Par Samia HARRAR
Non-lieu pour les quatre jeûneurs arrêtés la semaine dernière à Manouba. Il devrait y avoir matière à se réjouir. Il y a matière à s’insurger. Pour le simple fait que les non-jeûneurs soient encore, et de nos jours, harcelés. Et soient susceptibles, à n’importe quel moment, et sur simple dénonciation de citoyens, arrêtés, comme des malfrats, par la police, avec un chef d’accusation pour le moins hilarant : « atteinte à la pudeur ». On croit rêver…
Qu’il y ait eu un non-lieu dans cette affaire, prouve assez que la justice, fort heureusement, ne s’est pas emmêlé les pinceaux. Et c’est déjà un soulagement en soi. Mais est-ce suffisant ?
Certes pas.

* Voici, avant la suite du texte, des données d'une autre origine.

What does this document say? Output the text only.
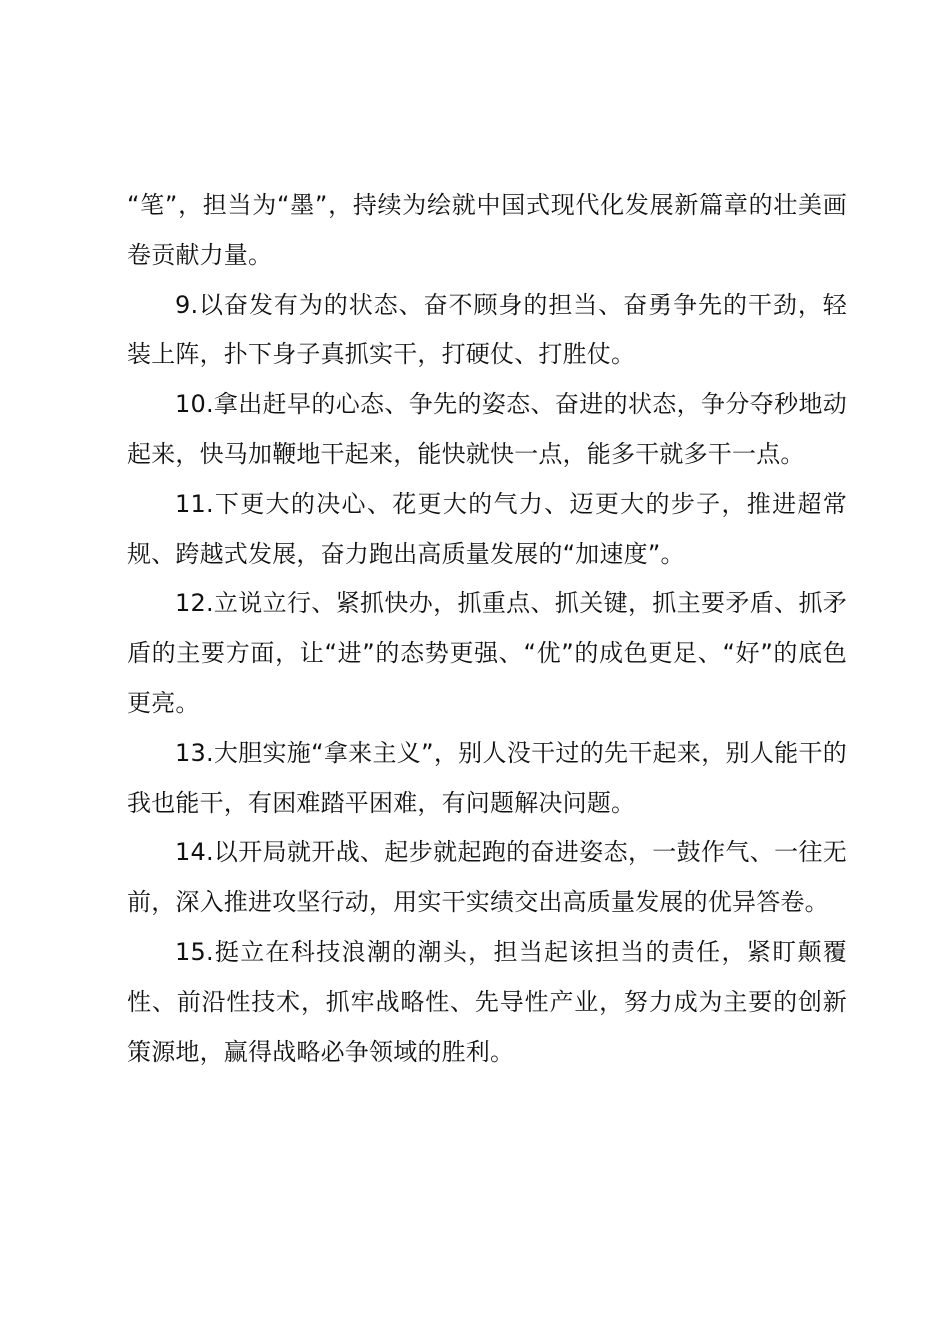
“笔”，担当为“墨”，持续为绘就中国式现代化发展新篇章的壮美画卷贡献力量。

9.以奋发有为的状态、奋不顾身的担当、奋勇争先的干劲，轻装上阵，扑下身子真抓实干，打硬仗、打胜仗。

10.拿出赶早的心态、争先的姿态、奋进的状态，争分夺秒地动起来，快马加鞭地干起来，能快就快一点，能多干就多干一点。

11.下更大的决心、花更大的气力、迈更大的步子，推进超常规、跨越式发展，奋力跑出高质量发展的“加速度”。

12.立说立行、紧抓快办，抓重点、抓关键，抓主要矛盾、抓矛盾的主要方面，让“进”的态势更强、“优”的成色更足、“好”的底色更亮。

13.大胆实施“拿来主义”，别人没干过的先干起来，别人能干的我也能干，有困难踏平困难，有问题解决问题。

14.以开局就开战、起步就起跑的奋进姿态，一鼓作气、一往无前，深入推进攻坚行动，用实干实绩交出高质量发展的优异答卷。

15.挺立在科技浪潮的潮头，担当起该担当的责任，紧盯颠覆性、前沿性技术，抓牢战略性、先导性产业，努力成为主要的创新策源地，赢得战略必争领域的胜利。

Dans la mesure où les lois « fourre-tout », qui prêtent plus qu’à équivoque, et participent aux amalgames, il faut tout simplement les abroger. Afin d’être dans la cohérence. Et dans le respect de ce qui est stipulé dans la Constitution. A savoir : la liberté de conscience qui fait partie des libertés individuelles et sur laquelle il n’est pas question de tergiverser. Il faut en respecter l’esprit et la lettre. Pour qu’il n’y ait plus ni récidive, ni création d’un énième « précédent », ouvrant la voie à ce genre de dépassements, intolérables, et qui ne doivent pas être tolérés au sein de l’État de droit. Cela implique des consignes claires et fortes, après révision de ces lois obsolètes et injustes, qui tendent à stigmatiser une partie de la population, qui a choisi, et c’est son droit : inaliénable, de ne pas pratiquer le jeûne au mois de Ramadan.
« Mouch Bessif ». Cette partie de la population, n’a pas à se cacher pour manger ou pour boire, pendant le mois saint, sous-couvert qu’elle risquerait, ce faisant, de heurter l’entendement commun. L’entendement commun s’il en est, devra accepter le fait qu’il y ait des différences au sein de la société. Et que cela est valable partout dans le monde. Et dans toutes les sociétés. Cela s’appelle le vivre-ensemble. Et si la « piété » des fidèles tient à un fil, et qu’il faut, pour qu’elle puisse tenir la route sans chavirer, obliger quelqu’un qui a envie de boire un café, à s’abstenir de le faire pour ne pas « choquer », ou de se cacher pour pouvoir le faire sans avoir à en pâtir, eh bien, elle n’a plus de sens, parce qu’en faisant pâle figure, elle prouve assez qu’elle n’est pas bâtie sur un socle solide. Un socle solide suppose que chacun puisse se prévaloir de son droit de choisir, en son âme et conscience, de croire ou de ne pas croire, de pratiquer ou de ne pas pratiquer, un ou plusieurs préceptes de la religion, sans voir la police s’en mêler. Et qu’il soit arrêté pour avoir pratiqué sa liberté de conscience. Un non-sens impardonnable !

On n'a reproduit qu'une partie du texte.